The stakes are multiplied by the human footprint. With nearly nine million Indians in the Gulf, we are not just looking at a loss of energy; we are looking at a potential loss of livelihood for an entire demographic. In 2025, remittances reached a record high; by March 2026, the suspension of flights and the threat of drone strikes on civil aviation hubs in the UAE and Qatar have put those flows at risk. India is the only major power that cannot afford to let the Gulf burn, for our own blood and treasure are inextricably linked to its soil.
DELHI’S MORAL AND STRATEGIC LEADERSHIP
For India, the stakes are not merely high; they are existential. Beyond the pumps and the factories, thereisthehumancost. Millions of Indians working in the Gulf—from the high-rise offices of Dubai to the oil fields of Kuwait—now face an uncertain future. They are the source of over $85 billion in annual remittances, a vital pillar of our foreign exchange reserves and a lifeline for millions of families in Kerala, Tamil Nadu, and Uttar Pradesh.
In the first week of the war, we managed the evacuation of thousands. But as the ‘Safe Haven’ status of cities like Dubai, Bahrain, and Doha is threatened by retaliatory drone strikes and regional instability, we face a potential humanitarian crisis of unprecedented scale. India cannot afford to be a passive observer to the destruction of the region that serves as our primary economic and human hinterland. In light of these visible scars on our economy—from the shuttered café in Alappuzha to the panicked queues in Noida—India’s stance can no longer be one of ‘wait and watch’. We have a moral and strategic obligation to act.

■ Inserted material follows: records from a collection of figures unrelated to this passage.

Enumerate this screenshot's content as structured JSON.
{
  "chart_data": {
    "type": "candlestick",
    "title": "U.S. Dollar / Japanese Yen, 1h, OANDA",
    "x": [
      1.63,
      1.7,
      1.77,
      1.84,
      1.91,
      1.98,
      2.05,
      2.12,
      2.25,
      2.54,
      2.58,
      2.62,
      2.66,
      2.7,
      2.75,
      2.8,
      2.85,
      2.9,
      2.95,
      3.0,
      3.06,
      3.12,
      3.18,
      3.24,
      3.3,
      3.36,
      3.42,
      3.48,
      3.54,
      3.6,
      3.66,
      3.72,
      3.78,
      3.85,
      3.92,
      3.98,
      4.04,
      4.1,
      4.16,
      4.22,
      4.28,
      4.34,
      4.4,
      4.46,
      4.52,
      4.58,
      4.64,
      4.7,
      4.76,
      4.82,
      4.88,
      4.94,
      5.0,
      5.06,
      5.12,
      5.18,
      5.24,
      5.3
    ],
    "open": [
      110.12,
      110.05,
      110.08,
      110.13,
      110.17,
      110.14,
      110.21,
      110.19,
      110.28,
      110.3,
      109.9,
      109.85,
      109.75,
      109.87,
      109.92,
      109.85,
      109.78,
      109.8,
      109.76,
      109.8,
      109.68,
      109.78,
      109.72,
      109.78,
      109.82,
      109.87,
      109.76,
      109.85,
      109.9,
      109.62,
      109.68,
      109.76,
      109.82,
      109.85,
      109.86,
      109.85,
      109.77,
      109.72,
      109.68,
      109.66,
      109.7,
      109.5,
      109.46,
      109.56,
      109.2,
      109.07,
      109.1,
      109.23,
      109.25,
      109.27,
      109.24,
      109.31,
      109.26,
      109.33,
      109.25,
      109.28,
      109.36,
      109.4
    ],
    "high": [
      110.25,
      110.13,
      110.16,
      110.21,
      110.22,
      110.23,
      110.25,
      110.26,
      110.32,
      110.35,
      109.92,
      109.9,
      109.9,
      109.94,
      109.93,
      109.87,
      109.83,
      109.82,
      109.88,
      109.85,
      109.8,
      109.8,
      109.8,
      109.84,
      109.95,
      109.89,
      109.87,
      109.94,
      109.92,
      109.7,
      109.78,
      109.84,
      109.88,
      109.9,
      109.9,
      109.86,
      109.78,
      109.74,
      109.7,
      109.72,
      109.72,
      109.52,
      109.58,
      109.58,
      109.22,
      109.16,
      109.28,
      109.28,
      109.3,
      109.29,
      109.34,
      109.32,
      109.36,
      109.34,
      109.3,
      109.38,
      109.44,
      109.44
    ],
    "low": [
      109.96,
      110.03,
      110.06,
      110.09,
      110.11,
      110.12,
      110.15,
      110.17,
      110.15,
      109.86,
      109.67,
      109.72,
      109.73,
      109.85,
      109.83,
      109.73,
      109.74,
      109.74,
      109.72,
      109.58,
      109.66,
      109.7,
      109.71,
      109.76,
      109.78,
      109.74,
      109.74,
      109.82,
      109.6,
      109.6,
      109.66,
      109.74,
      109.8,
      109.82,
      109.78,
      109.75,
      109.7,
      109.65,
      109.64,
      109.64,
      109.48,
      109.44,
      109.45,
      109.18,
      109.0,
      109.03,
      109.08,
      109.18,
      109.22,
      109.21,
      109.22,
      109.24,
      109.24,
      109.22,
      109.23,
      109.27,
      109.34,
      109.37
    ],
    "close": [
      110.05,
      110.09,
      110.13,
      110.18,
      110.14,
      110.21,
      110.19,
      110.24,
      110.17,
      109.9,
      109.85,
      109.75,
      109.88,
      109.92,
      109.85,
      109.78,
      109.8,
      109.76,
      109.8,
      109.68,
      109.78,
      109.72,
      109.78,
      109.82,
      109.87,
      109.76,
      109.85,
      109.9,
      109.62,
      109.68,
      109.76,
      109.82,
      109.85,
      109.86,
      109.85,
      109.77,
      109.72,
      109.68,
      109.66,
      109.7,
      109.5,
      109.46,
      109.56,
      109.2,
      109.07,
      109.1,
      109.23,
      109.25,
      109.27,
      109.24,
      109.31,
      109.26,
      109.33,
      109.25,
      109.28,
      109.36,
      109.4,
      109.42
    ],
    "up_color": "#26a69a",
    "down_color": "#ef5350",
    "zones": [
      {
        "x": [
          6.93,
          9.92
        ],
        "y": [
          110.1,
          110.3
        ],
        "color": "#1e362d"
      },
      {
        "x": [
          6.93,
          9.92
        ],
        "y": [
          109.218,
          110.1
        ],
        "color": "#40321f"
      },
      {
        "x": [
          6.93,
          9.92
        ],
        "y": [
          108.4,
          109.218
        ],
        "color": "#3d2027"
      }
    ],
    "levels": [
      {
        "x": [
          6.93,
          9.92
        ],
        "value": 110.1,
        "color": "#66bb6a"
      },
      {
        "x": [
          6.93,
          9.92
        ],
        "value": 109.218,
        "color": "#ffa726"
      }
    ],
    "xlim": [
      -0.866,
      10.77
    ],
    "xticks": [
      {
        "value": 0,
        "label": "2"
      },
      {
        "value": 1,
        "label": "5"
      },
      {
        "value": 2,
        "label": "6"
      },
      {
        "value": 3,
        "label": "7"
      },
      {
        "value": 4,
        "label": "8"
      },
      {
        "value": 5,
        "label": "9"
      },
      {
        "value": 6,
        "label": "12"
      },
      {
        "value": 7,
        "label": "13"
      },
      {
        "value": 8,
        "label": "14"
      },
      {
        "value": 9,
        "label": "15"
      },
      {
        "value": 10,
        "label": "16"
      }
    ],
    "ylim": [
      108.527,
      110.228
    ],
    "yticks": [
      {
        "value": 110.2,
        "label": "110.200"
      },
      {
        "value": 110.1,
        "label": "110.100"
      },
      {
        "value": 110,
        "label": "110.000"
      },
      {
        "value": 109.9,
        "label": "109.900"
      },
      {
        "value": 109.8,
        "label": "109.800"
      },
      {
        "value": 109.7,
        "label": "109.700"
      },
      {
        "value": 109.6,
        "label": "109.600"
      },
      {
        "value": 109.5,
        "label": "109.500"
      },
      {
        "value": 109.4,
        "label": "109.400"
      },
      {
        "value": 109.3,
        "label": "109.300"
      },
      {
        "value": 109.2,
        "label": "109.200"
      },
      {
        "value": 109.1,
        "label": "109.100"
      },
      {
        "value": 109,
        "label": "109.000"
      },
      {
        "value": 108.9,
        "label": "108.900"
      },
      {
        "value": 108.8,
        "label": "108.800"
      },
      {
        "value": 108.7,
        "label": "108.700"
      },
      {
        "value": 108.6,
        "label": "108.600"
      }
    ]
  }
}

India must take a robust lead in calling for de-escalation and diplomacy. To do so is not a sign of weakness; it is a necessity born of realism. By refusing to fall prey to the temptation of grandstanding against the US-Israeli misadventure and by keeping open the lines of communication with the government in Tehran, we have remained the only major power that maintains credible relationships with all actors in this tragedy. Delhi must now move beyond “cautious concern” and exercise the leadership that our status and interests demand.
I have never been a great fan of the aspiration to be a ‘Vishwa Guru’ (Teacher to the World), arguing that we were better off as a ‘Vishwa Bandhu’ (Friend of the World) instead. Today, I am inclined to call on our elected government, in the spirit of its traditional ‘Vishwa Mitra’ diplomacy, to now transition into ‘Vishwa Shanti’ (World Peace) action. We must lead an international coalition to demand an immediate ceasefire, the reopening of the Strait of Hormuz under neutral UN monitoring (with a UN-monitored ‘Green Corridor’ for energy vessels), and a return to the diplomatic framework at the negotiating table in Geneva.
The missiles of Epic Fury have failed. They have not brought security; they have caused a global supply shock that threatens to undo a decade of Indian progress. The choice is stark: we can either wait for the abyss to swallow our growth, our energy security, and our people, or we can attempt to lead the world back from the brink. The time to seek a solution built on diplomacy and mutual economic interest rather than decapitation strikes is now.